Welche Gedanken kommen uns in den Sinn, wenn wir das Wort „Lastenträger“ hören? Vielleicht denken wir an jene Menschen, die alles andere als einen beneidenswerten Job haben? Ich werde zum Beispiel an die Sherpas am Himalaya erinnert, die eine große Menge Material in die Basislager der „Extrembergsteiger“ tragen. Um einen Mount Everest zu besteigen braucht es ja mehrere Zwischencamps, ansonsten lässt sich so ein Vorhaben gar nicht umsetzen. Man kann wohl kaum mit einem Rucksack bei 4'000 Meter über Meer starten und damit die Spitze von 8'848 M. ü. M. erreichen.
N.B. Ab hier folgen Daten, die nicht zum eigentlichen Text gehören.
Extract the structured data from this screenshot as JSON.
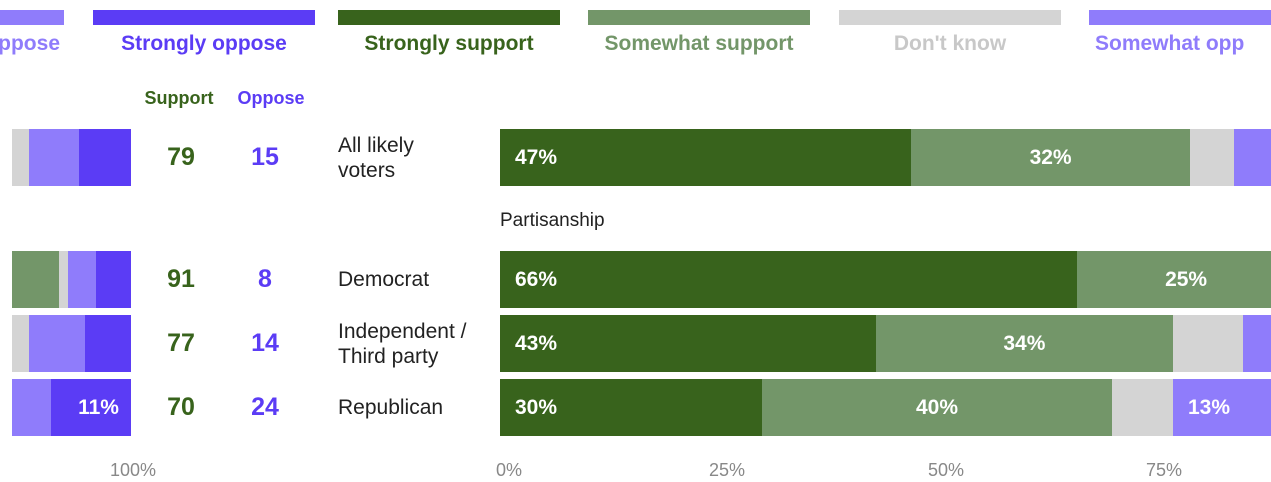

Ich weiß nicht wie viel Kilogramm Material es benötigt, damit eine Person den höchsten Berg der Erde besteigen kann, aber ich weiß, dass dafür in der Regel mehrere Lastenträger notwendig sind, wenn man das Problem nicht mit einem Hubschrauber lösen will. Ohne Lastenträger hätten die Erstbesteiger im Jahre 1953 das Ziel auf jeden Fall nicht erreicht. Sie waren die unabdingbare Voraussetzung für die Erreichung des Zieles. Sie ermöglichten den beiden Erstbesteigern einen großen Erfolg und eine weltweite Anerkennung.
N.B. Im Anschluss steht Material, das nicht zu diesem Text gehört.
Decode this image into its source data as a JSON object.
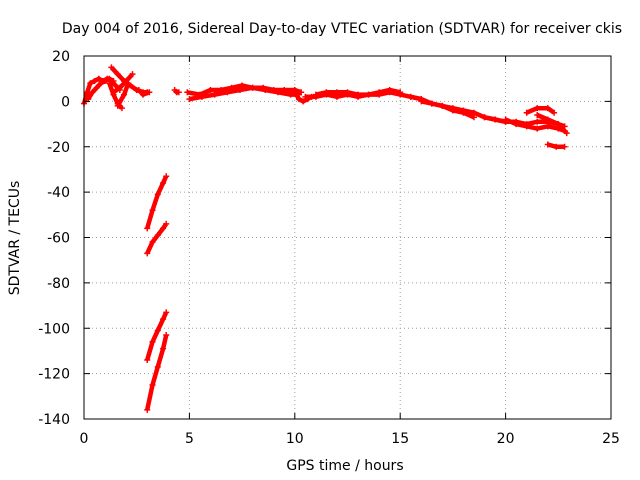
{
  "chart_data": {
    "type": "line",
    "title": "Day 004 of 2016, Sidereal Day-to-day VTEC variation (SDTVAR) for receiver ckis",
    "xlabel": "GPS time / hours",
    "ylabel": "SDTVAR / TECUs",
    "xlim": [
      0,
      25
    ],
    "ylim": [
      -140,
      20
    ],
    "xticks": [
      0,
      5,
      10,
      15,
      20,
      25
    ],
    "yticks": [
      20,
      0,
      -20,
      -40,
      -60,
      -80,
      -100,
      -120,
      -140
    ],
    "grid": true,
    "legend": "none",
    "series_color": "#ff0000",
    "series": [
      {
        "x": [
          0.0,
          0.15,
          0.3,
          0.5,
          0.7,
          0.9,
          1.1,
          1.3,
          1.5,
          1.7
        ],
        "y": [
          -1,
          4,
          8,
          9,
          10,
          9,
          10,
          9,
          7,
          5
        ]
      },
      {
        "x": [
          0.2,
          0.4,
          0.6,
          0.8,
          1.0,
          1.2,
          1.4
        ],
        "y": [
          1,
          4,
          6,
          8,
          9,
          10,
          9
        ]
      },
      {
        "x": [
          1.3,
          1.6,
          1.9,
          2.2,
          2.5,
          2.8,
          3.0
        ],
        "y": [
          15,
          12,
          9,
          7,
          5,
          4,
          4
        ]
      },
      {
        "x": [
          1.4,
          1.7,
          2.0,
          2.3
        ],
        "y": [
          4,
          6,
          9,
          12
        ]
      },
      {
        "x": [
          1.2,
          1.4,
          1.6,
          1.8
        ],
        "y": [
          8,
          3,
          -1,
          -3
        ]
      },
      {
        "x": [
          1.6,
          1.9,
          2.1
        ],
        "y": [
          -2,
          3,
          8
        ]
      },
      {
        "x": [
          2.6,
          2.8,
          3.1
        ],
        "y": [
          5,
          3,
          4
        ]
      },
      {
        "x": [
          4.3,
          4.4,
          4.5
        ],
        "y": [
          5,
          4,
          4
        ]
      },
      {
        "x": [
          4.9,
          5.5,
          6.0,
          6.5,
          7.0,
          7.5,
          8.0,
          8.5,
          9.0,
          9.5,
          10.0,
          10.3
        ],
        "y": [
          4,
          3,
          5,
          5,
          6,
          7,
          6,
          6,
          5,
          5,
          5,
          4
        ]
      },
      {
        "x": [
          5.0,
          5.6,
          6.2,
          6.8,
          7.4,
          8.0,
          8.6,
          9.2,
          9.8,
          10.2
        ],
        "y": [
          1,
          2,
          3,
          4,
          5,
          6,
          5,
          4,
          3,
          3
        ]
      },
      {
        "x": [
          10.0,
          10.2,
          10.4,
          10.6,
          10.8
        ],
        "y": [
          4,
          1,
          0,
          1,
          2
        ]
      },
      {
        "x": [
          10.5,
          11.0,
          11.5,
          12.0,
          12.5,
          13.0,
          13.5,
          14.0,
          14.5,
          15.0,
          15.5,
          16.0
        ],
        "y": [
          2,
          2,
          3,
          2,
          3,
          2,
          3,
          3,
          4,
          3,
          2,
          1
        ]
      },
      {
        "x": [
          11.0,
          11.5,
          12.0,
          12.5,
          13.0,
          13.5,
          14.0,
          14.5,
          15.0
        ],
        "y": [
          3,
          4,
          4,
          4,
          3,
          3,
          4,
          5,
          4
        ]
      },
      {
        "x": [
          16.0,
          16.5,
          17.0,
          17.5,
          18.0,
          18.5,
          19.0,
          19.5,
          20.0
        ],
        "y": [
          0,
          -1,
          -2,
          -3,
          -4,
          -5,
          -7,
          -8,
          -9
        ]
      },
      {
        "x": [
          15.5,
          16.0,
          16.5,
          17.0,
          17.5,
          18.0,
          18.5
        ],
        "y": [
          2,
          1,
          -1,
          -2,
          -4,
          -5,
          -7
        ]
      },
      {
        "x": [
          19.0,
          19.5,
          20.0,
          20.5,
          21.0,
          21.5,
          22.0,
          22.5,
          22.8
        ],
        "y": [
          -7,
          -8,
          -9,
          -9,
          -10,
          -9,
          -9,
          -10,
          -11
        ]
      },
      {
        "x": [
          20.0,
          20.5,
          21.0,
          21.5,
          22.0,
          22.5,
          22.8
        ],
        "y": [
          -8,
          -10,
          -11,
          -12,
          -11,
          -12,
          -13
        ]
      },
      {
        "x": [
          21.0,
          21.5,
          22.0,
          22.3
        ],
        "y": [
          -5,
          -3,
          -3,
          -5
        ]
      },
      {
        "x": [
          21.5,
          22.0,
          22.5,
          22.9
        ],
        "y": [
          -6,
          -8,
          -10,
          -14
        ]
      },
      {
        "x": [
          22.0,
          22.4,
          22.8
        ],
        "y": [
          -19,
          -20,
          -20
        ]
      },
      {
        "x": [
          3.0,
          3.25,
          3.5,
          3.75,
          3.9
        ],
        "y": [
          -56,
          -48,
          -41,
          -36,
          -33
        ]
      },
      {
        "x": [
          3.0,
          3.25,
          3.5,
          3.75,
          3.9
        ],
        "y": [
          -67,
          -62,
          -59,
          -56,
          -54
        ]
      },
      {
        "x": [
          3.0,
          3.25,
          3.5,
          3.75,
          3.9
        ],
        "y": [
          -114,
          -106,
          -101,
          -96,
          -93
        ]
      },
      {
        "x": [
          3.0,
          3.25,
          3.5,
          3.75,
          3.9
        ],
        "y": [
          -136,
          -125,
          -117,
          -109,
          -103
        ]
      }
    ]
  }
}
Wenn ich an die Tierwelt denke, dann kommen mir zuerst die Esel in den Sinn, die häufig als Lastenträger benutzt werden. Obwohl sie ihre Lasten meist geduldig von A nach B tragen, so sind sie trotzdem mit eher negativen Klischees behaftet. Nicht selten werden sie als störrisch und dumm bezeichnet. Diese Eigenschaften sind vielleicht nicht ganz von der Hand zu weisen und der Esel ist auch längst nicht so ein elegantes Tier wie das Pferd, aber grundsätzlich ist der Esel ein treuer und wertvoller Wegbegleiter des Menschen.
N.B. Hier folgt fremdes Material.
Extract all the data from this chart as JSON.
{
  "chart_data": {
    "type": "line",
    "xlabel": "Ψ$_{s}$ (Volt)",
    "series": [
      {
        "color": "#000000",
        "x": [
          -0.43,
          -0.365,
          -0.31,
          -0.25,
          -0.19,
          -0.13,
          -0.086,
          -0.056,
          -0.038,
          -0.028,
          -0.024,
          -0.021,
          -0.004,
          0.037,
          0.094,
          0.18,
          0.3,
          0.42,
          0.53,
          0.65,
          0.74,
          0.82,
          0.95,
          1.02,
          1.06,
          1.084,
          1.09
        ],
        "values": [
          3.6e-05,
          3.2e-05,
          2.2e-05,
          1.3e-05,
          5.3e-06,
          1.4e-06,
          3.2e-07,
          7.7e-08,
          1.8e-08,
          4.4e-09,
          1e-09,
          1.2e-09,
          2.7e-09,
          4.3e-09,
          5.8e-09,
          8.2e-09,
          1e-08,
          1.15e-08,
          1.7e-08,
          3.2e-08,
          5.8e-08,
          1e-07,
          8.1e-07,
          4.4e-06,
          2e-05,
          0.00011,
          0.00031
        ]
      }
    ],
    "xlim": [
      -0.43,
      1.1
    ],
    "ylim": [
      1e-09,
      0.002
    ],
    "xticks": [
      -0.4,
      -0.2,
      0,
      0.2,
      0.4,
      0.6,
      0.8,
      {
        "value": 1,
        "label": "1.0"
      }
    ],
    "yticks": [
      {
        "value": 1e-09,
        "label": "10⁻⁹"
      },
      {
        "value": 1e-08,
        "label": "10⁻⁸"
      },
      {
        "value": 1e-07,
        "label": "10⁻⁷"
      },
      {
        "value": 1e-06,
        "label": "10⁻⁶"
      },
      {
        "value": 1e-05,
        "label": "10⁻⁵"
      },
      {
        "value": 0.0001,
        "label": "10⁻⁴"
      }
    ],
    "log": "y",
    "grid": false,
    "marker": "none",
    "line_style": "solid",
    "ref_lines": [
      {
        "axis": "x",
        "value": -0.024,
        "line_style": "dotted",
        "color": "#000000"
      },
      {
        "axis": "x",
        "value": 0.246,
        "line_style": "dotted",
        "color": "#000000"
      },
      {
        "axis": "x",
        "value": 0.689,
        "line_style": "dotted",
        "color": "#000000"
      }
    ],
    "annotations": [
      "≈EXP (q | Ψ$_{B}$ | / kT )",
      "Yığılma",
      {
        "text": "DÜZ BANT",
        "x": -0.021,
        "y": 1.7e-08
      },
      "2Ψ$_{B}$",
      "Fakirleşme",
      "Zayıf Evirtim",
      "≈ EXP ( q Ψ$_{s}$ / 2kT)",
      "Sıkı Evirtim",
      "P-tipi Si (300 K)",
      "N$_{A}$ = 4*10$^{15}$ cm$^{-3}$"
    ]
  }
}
In der Bibel ist eine Eselin das einzige Tier, dem der Herr „den Mund öffnete“, so dass es zu Bileam reden konnte (4Mo 22:28). Ebenso ist die Eselin das Geschöpf auf dem Jesus in Jerusalem einzog (Mt 21:1-11). Die scheinbar „dumme und störrische Eselin“, die praktisch „nur“ als Lastenträgerin gebraucht wird, erhält vom Schöpfer eine ganz besondere Ehre und Anerkennung. Ihr wurden die Augen zuerst geöffnet und erst im Anschluss konnte auch Bileam das unsichtbare Wesen sehen. Sie durfte reden und Bileam musste danach bestätigen, dass sie immer pflichtbewusst und treu war.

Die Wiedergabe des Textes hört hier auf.